Save This recipe is a family favorite when local zucchini and bell peppers are at their peak freshness. Sharing this dish at Sunday dinner always brings everyone together around the table.
Required Tools
Large skillet, medium saucepan, 9x13 inch baking dish, mixing bowls, cutting board and knife, measuring cups and spoons, foil
Allergen Information
Contains dairy in cheese and yogurt. Contains gluten if using flour tortillas. Check labels for hidden allergens and use alternatives as needed.
Nutritional Information
Each serving has about 410 calories, 15 g total fat, 52 g carbohydrates, and 17 g protein.

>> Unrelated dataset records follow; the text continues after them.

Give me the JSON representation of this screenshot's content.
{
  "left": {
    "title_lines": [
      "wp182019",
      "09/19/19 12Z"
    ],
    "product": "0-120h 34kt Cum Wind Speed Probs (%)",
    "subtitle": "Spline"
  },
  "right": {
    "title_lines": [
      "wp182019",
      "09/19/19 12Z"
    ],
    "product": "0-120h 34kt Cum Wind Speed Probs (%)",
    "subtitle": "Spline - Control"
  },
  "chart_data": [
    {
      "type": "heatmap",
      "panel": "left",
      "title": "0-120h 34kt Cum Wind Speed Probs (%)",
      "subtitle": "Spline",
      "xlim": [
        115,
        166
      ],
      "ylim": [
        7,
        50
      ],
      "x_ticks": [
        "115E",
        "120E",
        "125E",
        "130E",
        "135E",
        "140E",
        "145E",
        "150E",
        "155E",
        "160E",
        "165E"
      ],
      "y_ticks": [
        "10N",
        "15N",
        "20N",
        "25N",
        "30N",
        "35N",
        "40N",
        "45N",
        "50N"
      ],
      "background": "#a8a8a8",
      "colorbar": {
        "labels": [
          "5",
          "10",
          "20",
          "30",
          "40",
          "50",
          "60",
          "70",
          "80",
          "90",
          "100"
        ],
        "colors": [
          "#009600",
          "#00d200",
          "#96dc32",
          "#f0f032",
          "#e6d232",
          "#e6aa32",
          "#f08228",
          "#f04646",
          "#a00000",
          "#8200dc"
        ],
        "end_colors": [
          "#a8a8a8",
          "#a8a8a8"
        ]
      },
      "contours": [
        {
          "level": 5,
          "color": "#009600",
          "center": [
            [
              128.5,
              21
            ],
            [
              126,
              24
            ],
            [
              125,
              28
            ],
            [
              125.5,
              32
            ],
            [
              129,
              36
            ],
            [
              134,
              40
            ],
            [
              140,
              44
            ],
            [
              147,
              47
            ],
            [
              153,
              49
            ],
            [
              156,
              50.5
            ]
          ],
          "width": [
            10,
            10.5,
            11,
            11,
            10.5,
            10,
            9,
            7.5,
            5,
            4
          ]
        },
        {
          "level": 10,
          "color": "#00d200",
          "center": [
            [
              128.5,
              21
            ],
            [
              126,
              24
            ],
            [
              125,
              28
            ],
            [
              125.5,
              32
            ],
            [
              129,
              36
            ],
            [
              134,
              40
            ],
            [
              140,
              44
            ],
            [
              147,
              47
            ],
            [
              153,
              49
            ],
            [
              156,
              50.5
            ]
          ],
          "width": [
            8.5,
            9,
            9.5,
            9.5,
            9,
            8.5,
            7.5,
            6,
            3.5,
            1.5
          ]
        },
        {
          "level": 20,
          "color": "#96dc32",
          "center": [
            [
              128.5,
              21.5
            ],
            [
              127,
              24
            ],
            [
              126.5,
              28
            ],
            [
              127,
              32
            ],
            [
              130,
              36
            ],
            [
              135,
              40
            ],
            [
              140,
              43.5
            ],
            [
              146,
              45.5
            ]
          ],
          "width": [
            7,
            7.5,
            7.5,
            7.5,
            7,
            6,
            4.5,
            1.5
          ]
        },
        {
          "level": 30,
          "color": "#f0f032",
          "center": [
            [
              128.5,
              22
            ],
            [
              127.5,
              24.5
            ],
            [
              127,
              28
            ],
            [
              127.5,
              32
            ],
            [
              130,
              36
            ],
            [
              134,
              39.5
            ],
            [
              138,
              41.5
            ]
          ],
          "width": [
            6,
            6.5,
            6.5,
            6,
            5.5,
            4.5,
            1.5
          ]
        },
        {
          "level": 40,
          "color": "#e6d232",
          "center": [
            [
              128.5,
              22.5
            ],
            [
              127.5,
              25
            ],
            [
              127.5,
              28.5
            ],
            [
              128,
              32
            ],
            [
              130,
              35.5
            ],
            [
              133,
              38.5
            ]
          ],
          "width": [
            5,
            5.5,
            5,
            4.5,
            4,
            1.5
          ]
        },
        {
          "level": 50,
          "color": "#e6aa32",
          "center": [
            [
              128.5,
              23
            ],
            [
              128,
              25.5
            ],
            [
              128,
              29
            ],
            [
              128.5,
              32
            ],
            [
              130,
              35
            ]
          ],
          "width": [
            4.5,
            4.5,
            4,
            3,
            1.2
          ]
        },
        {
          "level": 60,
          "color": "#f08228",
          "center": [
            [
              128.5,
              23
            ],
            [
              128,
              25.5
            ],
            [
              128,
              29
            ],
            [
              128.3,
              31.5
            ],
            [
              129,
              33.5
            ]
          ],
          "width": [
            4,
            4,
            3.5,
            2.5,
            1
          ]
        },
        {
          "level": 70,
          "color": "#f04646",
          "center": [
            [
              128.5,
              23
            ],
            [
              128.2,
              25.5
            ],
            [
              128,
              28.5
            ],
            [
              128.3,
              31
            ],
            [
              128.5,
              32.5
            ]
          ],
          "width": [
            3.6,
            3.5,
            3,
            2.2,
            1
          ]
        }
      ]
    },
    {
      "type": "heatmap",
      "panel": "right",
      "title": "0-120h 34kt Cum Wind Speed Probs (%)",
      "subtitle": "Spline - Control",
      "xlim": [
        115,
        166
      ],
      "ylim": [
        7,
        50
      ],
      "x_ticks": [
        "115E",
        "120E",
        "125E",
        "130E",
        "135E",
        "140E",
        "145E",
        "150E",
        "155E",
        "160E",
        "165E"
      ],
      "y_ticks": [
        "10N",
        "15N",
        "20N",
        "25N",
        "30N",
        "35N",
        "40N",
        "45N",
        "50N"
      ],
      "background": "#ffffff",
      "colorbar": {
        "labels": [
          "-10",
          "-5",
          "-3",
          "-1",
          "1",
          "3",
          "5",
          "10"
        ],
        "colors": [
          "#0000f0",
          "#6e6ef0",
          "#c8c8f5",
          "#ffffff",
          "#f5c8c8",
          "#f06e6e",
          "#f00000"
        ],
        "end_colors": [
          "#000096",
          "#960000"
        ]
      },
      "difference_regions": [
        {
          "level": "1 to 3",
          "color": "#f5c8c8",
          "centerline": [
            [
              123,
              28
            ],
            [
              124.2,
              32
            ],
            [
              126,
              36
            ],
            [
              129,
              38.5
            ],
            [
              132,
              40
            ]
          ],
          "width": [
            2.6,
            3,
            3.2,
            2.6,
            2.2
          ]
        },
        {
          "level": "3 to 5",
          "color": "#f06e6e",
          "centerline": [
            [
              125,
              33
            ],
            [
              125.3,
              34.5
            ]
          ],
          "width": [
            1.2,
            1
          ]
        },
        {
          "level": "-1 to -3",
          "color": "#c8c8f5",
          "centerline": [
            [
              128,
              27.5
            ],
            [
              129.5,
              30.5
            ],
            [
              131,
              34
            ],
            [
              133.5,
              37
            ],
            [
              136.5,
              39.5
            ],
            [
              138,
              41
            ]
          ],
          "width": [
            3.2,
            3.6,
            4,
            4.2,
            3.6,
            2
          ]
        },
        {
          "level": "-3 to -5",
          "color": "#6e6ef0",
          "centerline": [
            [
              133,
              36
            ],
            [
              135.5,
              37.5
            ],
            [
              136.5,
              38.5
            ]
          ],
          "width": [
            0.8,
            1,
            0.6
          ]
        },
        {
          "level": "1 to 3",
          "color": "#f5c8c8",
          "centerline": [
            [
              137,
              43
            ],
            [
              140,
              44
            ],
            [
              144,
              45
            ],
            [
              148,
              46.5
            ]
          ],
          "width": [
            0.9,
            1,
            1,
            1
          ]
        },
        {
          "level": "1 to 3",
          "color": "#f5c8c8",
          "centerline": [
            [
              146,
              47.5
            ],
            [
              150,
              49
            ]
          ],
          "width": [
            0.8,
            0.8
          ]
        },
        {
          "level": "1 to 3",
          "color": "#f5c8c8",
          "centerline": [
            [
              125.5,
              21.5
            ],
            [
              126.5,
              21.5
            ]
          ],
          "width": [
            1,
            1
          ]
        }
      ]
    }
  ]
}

Save Serve these enchiladas hot, garnished with fresh cilantro and lime. Enjoy them with friends for a truly satisfying vegetarian feast.
Recipe FAQs
- → Can I use other vegetables in this dish?
Yes, seasonal vegetables like squash, spinach, or carrots can be substituted or added for varied flavor and texture.
- → How can I make this dairy-free?
Use plant-based cheese alternatives and substitute sour cream with unsweetened plant-based yogurt for a vegan-friendly option.
- → What type of tortillas work best?
Flour or corn tortillas can be used; for gluten-free, choose certified corn tortillas.
- → How do I store leftovers?
Store in an airtight container in the refrigerator for up to 3 days and reheat thoroughly before serving.
- → Can this dish be prepared ahead of time?
Yes, you can assemble the rolled tortillas and refrigerate before baking to save time on serving day.